To objectively measure these dynamics, we developed quantitative live imaging approaches and algorithmic frameworks to characterize cellular and nuclear motion dynamics within these cortical neuroepithelial cell structures – which reflect cortical cytoarchitecture. We particularly investigated how migration patterns of nuclei from apical site to basal site (a process termed inter kinetic nuclear migration, or INM) are associated with NSC state and numbers during cortical development in vitro. We defined objective measures for these INM dynamics such as the nuclei speed, nuclei angle orientation and the ratio of apical vs. basal nuclei direction. We found high performance with respect to these measures, which correlates well with early stages of development in vitro, while observing significant decline upon progression of NSCs towards later stages (as identified in Edri et al.).
This suggests, for the first time, a functional link between neuroepithelial cell dynamics and NSC competence during the building of the cortex. These findings propose that our kinetic quantitative readouts can potentially serve as a platform for functional molecular studies and drug screening, and indeed these readouts are already implicated in our lab for gaining novel kinetic nuclei dynamics insights into the pathology of NSCs during the onset of cortical diseases such as Microcephaly. In addition, and along with our initial long-term goal to generate perpetuating neuroepithelial stem cells, we use these measures constantly as additional hallmarks for assessing the developmental stage of NSCs in culture.

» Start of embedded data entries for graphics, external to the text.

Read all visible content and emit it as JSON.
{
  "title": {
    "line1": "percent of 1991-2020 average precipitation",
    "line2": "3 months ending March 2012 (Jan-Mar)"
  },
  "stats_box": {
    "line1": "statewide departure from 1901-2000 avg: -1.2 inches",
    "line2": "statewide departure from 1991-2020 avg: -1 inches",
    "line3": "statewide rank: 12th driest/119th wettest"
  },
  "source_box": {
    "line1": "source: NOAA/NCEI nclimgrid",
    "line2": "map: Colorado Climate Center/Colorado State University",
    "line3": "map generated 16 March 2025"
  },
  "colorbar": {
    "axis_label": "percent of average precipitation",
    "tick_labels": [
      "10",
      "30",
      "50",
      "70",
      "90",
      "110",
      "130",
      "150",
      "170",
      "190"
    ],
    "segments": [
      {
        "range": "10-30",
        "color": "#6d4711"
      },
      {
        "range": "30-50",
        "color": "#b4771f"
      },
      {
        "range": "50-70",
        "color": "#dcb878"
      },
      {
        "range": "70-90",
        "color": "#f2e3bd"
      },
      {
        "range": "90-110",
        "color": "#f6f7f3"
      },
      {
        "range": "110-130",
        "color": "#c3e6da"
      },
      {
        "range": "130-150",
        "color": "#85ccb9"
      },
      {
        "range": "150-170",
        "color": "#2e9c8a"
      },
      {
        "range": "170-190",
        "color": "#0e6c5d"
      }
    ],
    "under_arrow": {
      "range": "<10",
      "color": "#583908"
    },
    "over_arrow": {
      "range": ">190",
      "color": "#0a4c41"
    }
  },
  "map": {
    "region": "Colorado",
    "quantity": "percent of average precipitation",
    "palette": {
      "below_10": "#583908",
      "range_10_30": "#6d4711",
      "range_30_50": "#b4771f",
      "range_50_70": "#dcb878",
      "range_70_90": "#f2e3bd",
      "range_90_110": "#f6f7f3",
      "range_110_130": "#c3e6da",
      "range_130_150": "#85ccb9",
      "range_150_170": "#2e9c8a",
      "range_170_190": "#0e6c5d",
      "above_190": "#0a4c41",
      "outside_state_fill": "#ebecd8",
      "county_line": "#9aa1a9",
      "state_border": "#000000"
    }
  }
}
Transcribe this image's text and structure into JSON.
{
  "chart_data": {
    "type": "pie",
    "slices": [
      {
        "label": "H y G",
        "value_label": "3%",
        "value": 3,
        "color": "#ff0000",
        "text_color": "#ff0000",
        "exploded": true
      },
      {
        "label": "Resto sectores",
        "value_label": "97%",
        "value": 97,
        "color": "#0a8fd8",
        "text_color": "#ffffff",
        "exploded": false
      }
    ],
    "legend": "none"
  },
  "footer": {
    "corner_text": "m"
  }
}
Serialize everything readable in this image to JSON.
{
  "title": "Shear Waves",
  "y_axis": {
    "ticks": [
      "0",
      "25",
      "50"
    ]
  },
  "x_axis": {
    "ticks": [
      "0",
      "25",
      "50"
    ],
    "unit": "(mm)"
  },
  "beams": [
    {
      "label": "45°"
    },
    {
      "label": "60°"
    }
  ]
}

Ziv, Zaritsky, Yaffe et al., PLoS Computational Biology 2015.
Generating homogeneous early cortical rosettes and cerebral organoids: Implications in modelling cortical development and microcephaly
We continuously take advantage of the molecular aspects of heterogeneity which we have observed during our studies with early cortical neuroepithelial stem cells for developing improved differentiation protocols for deriving more homogeneous cortical progenitor populations. Our recent data revealed that early neuroepithelial cells are heterogeneous with respect to their CNS regional identity. As it turns out, neural stem and progenitor cells derived by many of the current protocols hold mixed regional identity not necessarily confined to the cortical domain, but are with rather general forebrain fates. Our transcriptional and epigenetic datasets highlighted the involvement of specific pathways that determine regional heterogeneity of the cortex. Based on these, we devised an optimized protocol for combinatorial modulation of WNT, TGF and BMP pathways to streamline and accelerate derivation of homogeneous cortical stem cells with dorsal cortical identify from PSCs.
We confirmed this method for different PSC lines and for a variety of neural differentiation schemes including rosettes and cerebral organoids. Importantly, applying our protocol on cerebral organoids cleared many of the undesired outcomes of the original organoid formation method, overall enhancing the system for obtaining highly reliable data for modelling normal and pathological corticogenesis.
To exemplify the utility of the new protocol in disease modelling, we generated a microcephaly PSC cell line by introducing a genetic defect that causes human autosomal recessive microcephaly by CRISPR technology. Among the many phenotypes we could record, we importantly were able to measure cortex-specific cell death in our derived organoids that was not apparent by other derivation protocols. This enabled us to delineate a novel early pathology of microcephaly in cortical NSCs. These results further emphasize the critical role of reduced heterogeneity in disease modelling.
Taken together, we envisage that our streamlined protocol marks an important step towards generating more clinically relevant and purified cortical NSCs and their neurons - for studying basic and regenerative aspects of their biology. In addition, increased homogeneity in starting populations is expected to ease molecular understanding of NSCs involved in the disease.